Cet événement fait partie des événements les plus compliqués et mystérieux, et a été vécu et interprété par de nombreux musulmans (chiites, mais aussi sunnites) comme une injustice grave qu’on a fait subir au Prophète. Ce récit est rapporté par de nombreux auteurs chiites et sunnites. Il est mentionné dans les « Sihâh Sitta » (les six livres sunnites de hadith authentique, desquels « le Sahîh al-Bukhârî » fait partie). Les détails de cet événement sont objet de discorde, mais l’ensemble de l’événement et le fait que ce fut ‘Umar qui a empêché le Prophète d’écrire son testament est admis par tous les rapporteurs de hadith, dont ‘Umar lui-même.

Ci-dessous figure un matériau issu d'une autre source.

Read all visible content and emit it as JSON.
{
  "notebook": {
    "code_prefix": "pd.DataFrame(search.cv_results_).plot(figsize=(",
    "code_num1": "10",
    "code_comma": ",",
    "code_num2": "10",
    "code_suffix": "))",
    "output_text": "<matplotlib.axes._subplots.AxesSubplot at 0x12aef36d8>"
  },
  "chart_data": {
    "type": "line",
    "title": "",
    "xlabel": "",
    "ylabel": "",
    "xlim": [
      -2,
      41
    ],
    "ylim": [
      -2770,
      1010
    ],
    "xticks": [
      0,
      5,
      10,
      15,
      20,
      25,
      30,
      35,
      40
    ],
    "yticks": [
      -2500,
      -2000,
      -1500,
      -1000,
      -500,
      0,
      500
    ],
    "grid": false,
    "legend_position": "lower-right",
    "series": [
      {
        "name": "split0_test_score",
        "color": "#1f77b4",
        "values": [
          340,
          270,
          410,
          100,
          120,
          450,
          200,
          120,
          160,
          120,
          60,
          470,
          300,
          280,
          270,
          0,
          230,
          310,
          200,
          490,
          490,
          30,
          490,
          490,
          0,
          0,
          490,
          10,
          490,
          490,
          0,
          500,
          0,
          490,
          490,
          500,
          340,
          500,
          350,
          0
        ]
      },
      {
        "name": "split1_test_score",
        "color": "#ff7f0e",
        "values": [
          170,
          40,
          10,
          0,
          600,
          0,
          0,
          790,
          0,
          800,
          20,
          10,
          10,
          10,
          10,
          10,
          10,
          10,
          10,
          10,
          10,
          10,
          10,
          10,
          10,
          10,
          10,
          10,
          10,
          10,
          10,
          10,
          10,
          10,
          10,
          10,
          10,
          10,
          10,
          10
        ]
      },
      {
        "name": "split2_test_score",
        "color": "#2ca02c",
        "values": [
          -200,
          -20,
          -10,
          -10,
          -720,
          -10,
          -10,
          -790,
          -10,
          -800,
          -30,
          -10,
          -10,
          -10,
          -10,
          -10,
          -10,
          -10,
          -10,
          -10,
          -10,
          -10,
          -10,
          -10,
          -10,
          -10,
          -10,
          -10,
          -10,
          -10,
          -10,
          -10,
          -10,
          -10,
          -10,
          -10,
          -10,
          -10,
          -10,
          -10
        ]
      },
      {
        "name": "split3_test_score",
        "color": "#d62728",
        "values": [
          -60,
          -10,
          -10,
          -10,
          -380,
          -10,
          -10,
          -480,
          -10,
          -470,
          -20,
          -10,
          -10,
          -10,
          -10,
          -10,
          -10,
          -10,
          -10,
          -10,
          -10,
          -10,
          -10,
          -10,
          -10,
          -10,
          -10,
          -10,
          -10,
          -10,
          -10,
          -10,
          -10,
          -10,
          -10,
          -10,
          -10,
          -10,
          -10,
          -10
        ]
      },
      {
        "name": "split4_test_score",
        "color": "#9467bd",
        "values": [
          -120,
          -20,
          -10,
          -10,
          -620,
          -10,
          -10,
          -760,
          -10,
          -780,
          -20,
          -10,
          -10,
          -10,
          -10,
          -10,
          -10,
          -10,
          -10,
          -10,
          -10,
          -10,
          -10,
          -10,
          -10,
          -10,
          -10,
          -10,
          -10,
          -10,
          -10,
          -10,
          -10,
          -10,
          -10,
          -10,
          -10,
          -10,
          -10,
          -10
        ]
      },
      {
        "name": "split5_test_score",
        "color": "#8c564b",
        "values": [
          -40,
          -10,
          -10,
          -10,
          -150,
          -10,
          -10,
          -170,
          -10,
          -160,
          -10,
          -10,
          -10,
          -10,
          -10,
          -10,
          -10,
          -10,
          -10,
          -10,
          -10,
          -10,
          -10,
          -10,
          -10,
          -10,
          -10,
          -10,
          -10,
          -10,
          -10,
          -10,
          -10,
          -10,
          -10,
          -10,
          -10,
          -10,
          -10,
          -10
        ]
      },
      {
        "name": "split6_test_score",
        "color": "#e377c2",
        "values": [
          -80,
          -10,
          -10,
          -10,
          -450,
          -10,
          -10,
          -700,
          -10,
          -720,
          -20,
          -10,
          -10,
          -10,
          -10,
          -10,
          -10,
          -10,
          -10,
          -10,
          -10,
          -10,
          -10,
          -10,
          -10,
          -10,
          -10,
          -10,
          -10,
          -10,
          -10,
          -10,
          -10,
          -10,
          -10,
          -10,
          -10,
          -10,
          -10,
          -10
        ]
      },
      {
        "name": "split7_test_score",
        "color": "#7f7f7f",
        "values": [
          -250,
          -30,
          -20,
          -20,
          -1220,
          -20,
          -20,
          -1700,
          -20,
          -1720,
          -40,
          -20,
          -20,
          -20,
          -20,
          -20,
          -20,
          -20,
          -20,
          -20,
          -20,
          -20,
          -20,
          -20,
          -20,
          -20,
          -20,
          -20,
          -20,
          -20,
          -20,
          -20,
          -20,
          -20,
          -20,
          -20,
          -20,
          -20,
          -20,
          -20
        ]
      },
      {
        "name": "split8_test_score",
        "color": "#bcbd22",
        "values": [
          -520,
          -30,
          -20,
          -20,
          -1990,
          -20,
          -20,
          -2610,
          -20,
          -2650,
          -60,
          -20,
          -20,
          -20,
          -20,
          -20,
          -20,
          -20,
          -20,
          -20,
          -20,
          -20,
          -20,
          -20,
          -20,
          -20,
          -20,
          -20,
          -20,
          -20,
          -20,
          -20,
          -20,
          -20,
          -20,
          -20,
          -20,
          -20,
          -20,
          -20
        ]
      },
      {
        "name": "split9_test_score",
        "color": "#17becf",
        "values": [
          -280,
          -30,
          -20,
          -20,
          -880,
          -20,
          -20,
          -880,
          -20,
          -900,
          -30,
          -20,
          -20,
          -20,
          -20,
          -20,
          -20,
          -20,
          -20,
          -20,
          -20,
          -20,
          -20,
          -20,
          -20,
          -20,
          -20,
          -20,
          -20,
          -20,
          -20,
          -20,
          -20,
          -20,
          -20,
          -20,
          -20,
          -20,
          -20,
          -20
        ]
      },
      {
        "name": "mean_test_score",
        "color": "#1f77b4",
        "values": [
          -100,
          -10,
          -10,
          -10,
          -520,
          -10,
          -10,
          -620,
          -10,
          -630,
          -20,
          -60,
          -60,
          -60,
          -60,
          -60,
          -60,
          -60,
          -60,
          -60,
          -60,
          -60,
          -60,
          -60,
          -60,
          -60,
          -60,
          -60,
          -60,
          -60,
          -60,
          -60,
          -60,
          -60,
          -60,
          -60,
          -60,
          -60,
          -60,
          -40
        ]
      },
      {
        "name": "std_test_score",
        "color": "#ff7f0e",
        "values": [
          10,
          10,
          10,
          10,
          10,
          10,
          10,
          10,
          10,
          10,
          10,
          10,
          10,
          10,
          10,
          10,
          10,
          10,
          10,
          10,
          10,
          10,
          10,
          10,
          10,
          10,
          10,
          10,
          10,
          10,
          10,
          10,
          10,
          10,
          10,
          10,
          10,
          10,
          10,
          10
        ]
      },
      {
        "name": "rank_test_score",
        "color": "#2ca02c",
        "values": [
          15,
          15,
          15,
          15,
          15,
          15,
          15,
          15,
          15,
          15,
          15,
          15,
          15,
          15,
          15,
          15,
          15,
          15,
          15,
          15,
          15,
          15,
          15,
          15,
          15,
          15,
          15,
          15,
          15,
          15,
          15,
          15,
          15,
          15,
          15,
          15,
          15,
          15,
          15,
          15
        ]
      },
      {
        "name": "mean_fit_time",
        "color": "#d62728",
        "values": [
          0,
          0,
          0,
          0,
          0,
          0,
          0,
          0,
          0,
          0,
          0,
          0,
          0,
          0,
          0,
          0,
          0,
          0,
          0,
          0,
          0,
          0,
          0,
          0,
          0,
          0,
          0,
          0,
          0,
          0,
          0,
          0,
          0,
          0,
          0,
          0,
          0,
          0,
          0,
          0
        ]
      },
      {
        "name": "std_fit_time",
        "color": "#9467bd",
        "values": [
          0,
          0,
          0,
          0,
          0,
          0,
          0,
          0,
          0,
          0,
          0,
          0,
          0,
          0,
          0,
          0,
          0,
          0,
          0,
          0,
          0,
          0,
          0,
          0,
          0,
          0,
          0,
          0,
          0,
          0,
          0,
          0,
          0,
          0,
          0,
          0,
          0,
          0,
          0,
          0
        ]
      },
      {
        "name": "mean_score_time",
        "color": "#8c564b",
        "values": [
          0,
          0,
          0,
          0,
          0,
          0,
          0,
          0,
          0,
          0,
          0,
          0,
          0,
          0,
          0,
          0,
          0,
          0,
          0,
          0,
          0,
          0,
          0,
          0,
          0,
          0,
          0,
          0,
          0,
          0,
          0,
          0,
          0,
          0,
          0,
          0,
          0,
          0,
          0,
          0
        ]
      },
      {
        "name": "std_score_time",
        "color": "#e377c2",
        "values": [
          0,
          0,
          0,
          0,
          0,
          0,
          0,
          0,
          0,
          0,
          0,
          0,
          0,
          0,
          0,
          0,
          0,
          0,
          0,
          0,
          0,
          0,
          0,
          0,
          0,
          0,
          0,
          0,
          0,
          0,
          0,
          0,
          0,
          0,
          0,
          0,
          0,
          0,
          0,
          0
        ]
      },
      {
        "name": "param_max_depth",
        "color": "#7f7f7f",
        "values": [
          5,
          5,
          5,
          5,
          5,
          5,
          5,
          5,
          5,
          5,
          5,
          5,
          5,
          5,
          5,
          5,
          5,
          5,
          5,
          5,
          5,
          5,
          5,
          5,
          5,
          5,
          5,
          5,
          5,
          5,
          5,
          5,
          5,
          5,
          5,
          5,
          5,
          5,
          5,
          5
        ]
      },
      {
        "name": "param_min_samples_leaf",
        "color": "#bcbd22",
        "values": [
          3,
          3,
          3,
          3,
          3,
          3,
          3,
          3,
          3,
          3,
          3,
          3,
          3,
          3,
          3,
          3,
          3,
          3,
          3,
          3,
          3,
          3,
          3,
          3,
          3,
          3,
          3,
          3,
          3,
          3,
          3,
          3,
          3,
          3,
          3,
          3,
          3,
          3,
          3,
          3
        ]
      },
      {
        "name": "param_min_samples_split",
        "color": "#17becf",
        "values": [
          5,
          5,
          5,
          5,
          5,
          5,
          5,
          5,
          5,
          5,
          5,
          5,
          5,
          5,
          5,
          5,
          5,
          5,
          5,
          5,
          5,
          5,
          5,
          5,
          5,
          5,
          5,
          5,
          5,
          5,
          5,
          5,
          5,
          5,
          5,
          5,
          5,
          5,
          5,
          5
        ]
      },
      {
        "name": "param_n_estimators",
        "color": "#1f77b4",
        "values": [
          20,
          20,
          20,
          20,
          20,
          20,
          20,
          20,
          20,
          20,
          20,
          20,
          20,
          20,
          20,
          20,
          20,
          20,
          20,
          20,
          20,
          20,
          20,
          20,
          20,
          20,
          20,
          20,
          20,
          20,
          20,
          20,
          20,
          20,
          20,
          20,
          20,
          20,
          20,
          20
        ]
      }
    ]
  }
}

Selon les chiites, le Prophète avait probablement l’intention d’insister sur sa succession par l’Imam Ali (a).

Le contenu du hadith

Selon les sources historiques et narratives, le Prophète était souffrant et allongé sur son lit pendant les derniers jours de sa vie. D’après ces sources, le 25 Safar de l’an 11 de l'hégire, il demanda depuis son lit, aux quelques Compagnons qui l’entouraient de lui apporter de quoi écrire ; voici sa phrase rapportée :

« Apportez-moi de l’encre et du papier pour que je vous écrive quelque chose, et pour que vous ne vous égariez pas à partir de là ».

‘Umar b. Khattâb refusa sa demande et dit aux autres :

« Le Prophète délire »

D’après certains rapports, il aurait rajouté aussi :

« Le Coran est chez vous, et le Livre de Dieu nous suffira  ».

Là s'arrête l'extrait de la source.